Last update of the drawing 2019/08 (Cf. GUESSmyLT):
Original post:
I tried to review the meanings of the different RNA-seq library types because it's often confusing and hard to understand/know what they are despite their importance in downstream analyses.
I would be glad to get some comment/correction/criticims and complementary information, to make the resource the most exhaustive as possible. Given the numerous question about RNA-seq library type I found on internet I'm sure this small contribution could be useful not only for me but for a broad audience.
Here are nice resources amongst others I found by googling:
- https://bioinformatics.uconn.edu/reference-based-rna-seq-data-analysis/#
- https://github.com/igordot/genomics/blob/master/notes/rna-seq-strand.md
- https://chipster.csc.fi/manual/library-type-summary.html
- https://galaxyproject.org/tutorials/rb_rnaseq/
- https://dbrg77.wordpress.com/2015/03/20/library-type-option-in-the-tuxedo-suite/
- http://onetipperday.sterding.com/2012/07/how-to-tell-which-library-type-to-use.html
- https://sailfish.readthedocs.io/en/master/library_type.html
- https://rnaseq.uoregon.edu
- http://seqanswers.com/forums/showthread.php?t=6317
I summarised the result in these figures:
And here is the few information I found about which technologies produces them:
--fr
orientation are produced using the Illumina paired end protocol.
--fr-firststrand
dUTP, NSR, NNSR
--fr-secondstrand
Ligation, Starndard SOLiD
--rf
orientation are produced using the Illumina mate-pair protocol.
--ff
orientation are produced in using the SOLiD mate-pair protocol. It also the case for Roche 454 paired-end libraries (these are called paired-end, but are based on the same principles as the mate-pair libraries)
Extra information not necessarily obvious for everybody:
f
mean forward and r
reverse.

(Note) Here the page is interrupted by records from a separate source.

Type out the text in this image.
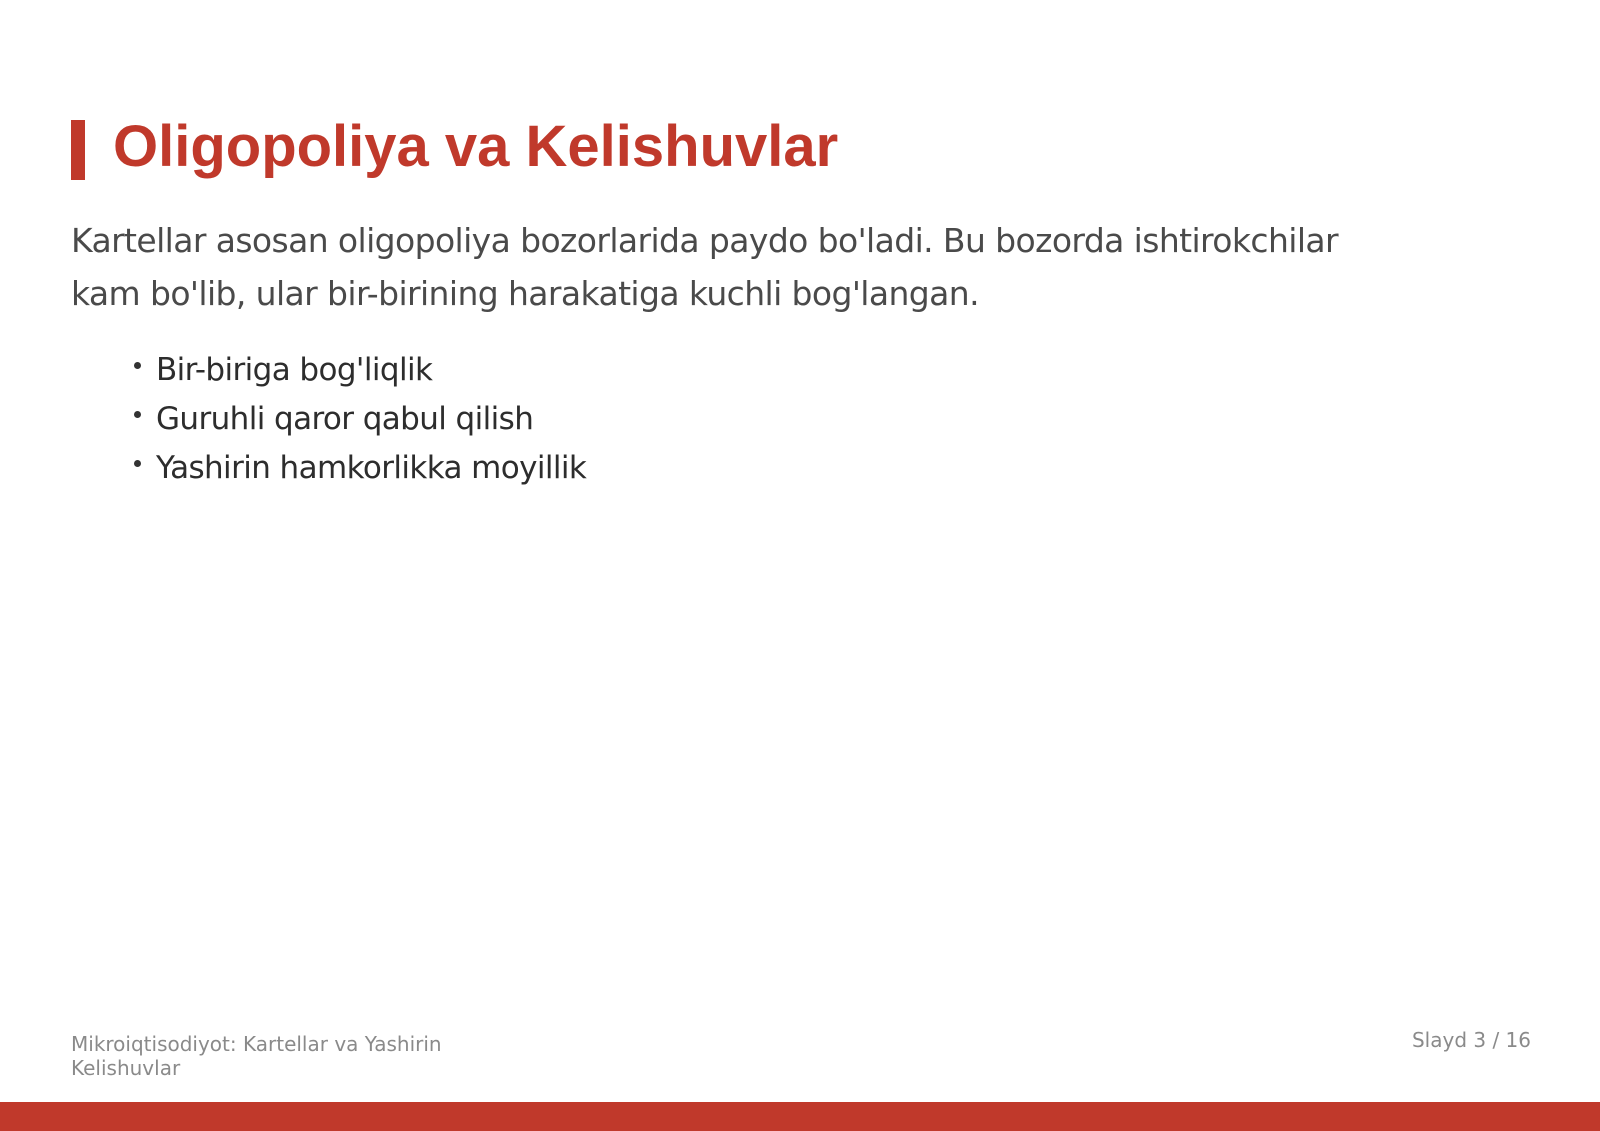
Oligopoliya va Kelishuvlar
Kartellar asosan oligopoliya bozorlarida paydo bo'ladi. Bu bozorda ishtirokchilar kam bo'lib, ular bir-birining harakatiga kuchli bog'langan.
Bir-biriga bog'liqlik
Guruhli qaror qabul qilish
Yashirin hamkorlikka moyillik
Mikroiqtisodiyot: Kartellar va Yashirin Kelishuvlar
Slayd 3 / 16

Consequently --fr
means forward reverse and --rf
means reverse forward.
Trinity doesn't use the same referrntiel (it uses the DNA) so RF
corresponds to fr-firststrand
and FR
to fr-secondstrand
.
@igor has a nice summary here: https://github.com/igordot/genomics/blob/master/notes/rna-seq-strand.md
that too is a good start, just does not explain what one sees in say IGV
Wondering why these schemes (Igor's) end with a PCR reaction. If you do a PCR before loading the sequenced into a massive sequencer, you lose the stranded information, so I believe these are sort of confusing
In addition.. I believe Igor's schemes are not right. In the dUTP method it ends with a fragment orange at the left and blue at the right, when it actually reproduces the same original sequence
I am happy that you took on this, but in my opinion, the explanation is still a bit too complicated. Too many things going on at once.
I would explain this from the point of view of the transcript alone. Your first image is the DNA, that complicates the concept in my opinion. The second problem is that you are also discussing it as a paired-end protocol, this also adds to the complexity.
The DNA complicates the concept, but in the same time it allows avoiding to add extra explanation about how the resulting reads map when we align because this information (maybe not obvious) is already present.
This is a nice summary. Here are a few suggestions:
The
AAAAAA
is relevant because of the fragmentation, right? If there was no fragmentation you'd never hit into that region (based on short reads).But you bring up a great point - the explanations above appear to suggest that all reads will map to the start of the transcript. But because of fragmentation, this is not how it works.
It is hard to explain this properly actually - and I am happy to see this effort to clarify the terminology.
Yes, what I actually meant is that you will not (usually) reverse-transcribe the full mRNA from the 5' end to the 3' end. So sometimes you will have the poly-A in your fragment, but not always. This is much clearer in the revision now.